I am fairly convinced that if the unemployment rate keeps on rising at the current rate, there is no way most of the banks can be saved, and that, at the end of the day, they may even require more EU billions than the EU will be ready to spend.
Hynek: the root of the problems for the bankig system are not the unemployed (yet) but land developers and r.e. firms.
Bancos and Cajas are trying to "kick the can along the road" by refinancing the onerous debts of this guys...in the vain hope that re. prices will recover back again in 2010/11.
The problem is that the value of the collateral of the tottering r.e. firms is sinking VERY fast (especially land in development)

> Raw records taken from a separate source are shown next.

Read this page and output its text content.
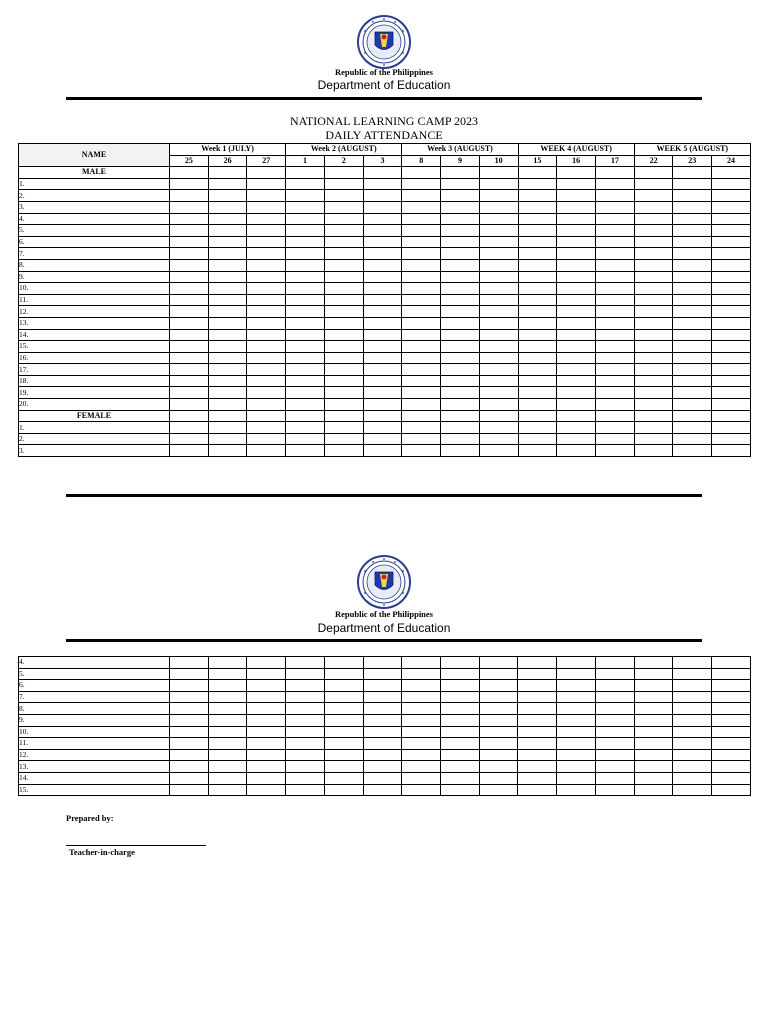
Republic of the Philippines
Department of Education
NATIONAL LEARNING CAMP 2023
DAILY ATTENDANCE
NAME	Week 1 (JULY)			Week 2 (AUGUST)			Week 3 (AUGUST)			WEEK 4 (AUGUST)			WEEK 5 (AUGUST)		
	25	26	27	1	2	3	8	9	10	15	16	17	22	23	24
MALE															
1.															
2.															
3.															
4.															
5.															
6.															
7.															
8.															
9.															
10.															
11.															
12.															
13.															
14.															
15.															
16.															
17.															
18.															
19.															
20.															
FEMALE															
1.															
2.															
3.															
Republic of the Philippines
Department of Education
4.															
5.															
6.															
7.															
8.															
9.															
10.															
11.															
12.															
13.															
14.															
15.															
Prepared by:
Teacher-in-charge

Point noted. I did not mean that the unemployed are the key issue of today, they will not bring the banks down now, but may well do so in the very short term.
Actually, the situation in Spain is very, very similar to our own. We are beginning to see major developers fail (ORCO being the most recent example), but the local banks can cope with that.
However, unemployment is on the rise and the retail loan defaults dutifully follow. The impact of retail loan defaults caused by rising unemployment will be very significant especially in 2010/2011.
Mind you, we are talking of expected unemployment rates of maybe 12-14%, not the Spanish 25% (or whatever we will finally get).
By the way, the developers will not be helped by rising unemployment either. The unemployed do not get mortgages very often, and if there are no mortgages, there will be few houses sold and few developers left standing...
Hynek,
I think Eddy's point is valid.
"The unemployed do not get mortgages very often, and if there are no mortgages, there will be few houses sold and few developers left standing..."
Quite, and that is the situation we have now. That is why the developers are trying to kick the can along the road, and when they finally give in, not only will there be few developers left, there will be few banks left standing.
There is no recovery in 2011. As I keep saying, Japan land prices are now at 1984 levels, which mean in Spain 2025 land prices can be around 1998 levels. I really don't see why people imagine Spain will be better than Japan. Japan at least had its own savings, and could export.
Of course unemployment will be a key issue, and it doesn't matter whether we hit 20% in October (quite possible), December, or next March, it is going up fast, and it won't stop (for some magic reason) at 20%, it will keep going up and up till Spain recovers export competitiveness and until all that debt is restructured.
So at the end of the day, you are right, it is the unemployment which will matter, and the banks are simply "dead men walking".
Returning to the title of the original post ("And so it begins ..."), the governor of the Bank of Spain intervened tuesday in the economic debate with new proposals far far away from Zapatero´s ones:
- descentralized salaries barganing.
- new crisis contracts for workers.
- improving housing rental.
- freeing energy and transport sectors.
- etc.
Implicitly Miguen A. Fernández Ordóñez is saying Zapatero isn´t doing anything for reestructuring spanish economy. He added that spanish rates of debt are just reaching its limits now.
Meanwhile Zapatero is only waiting for San Obama and his miracles.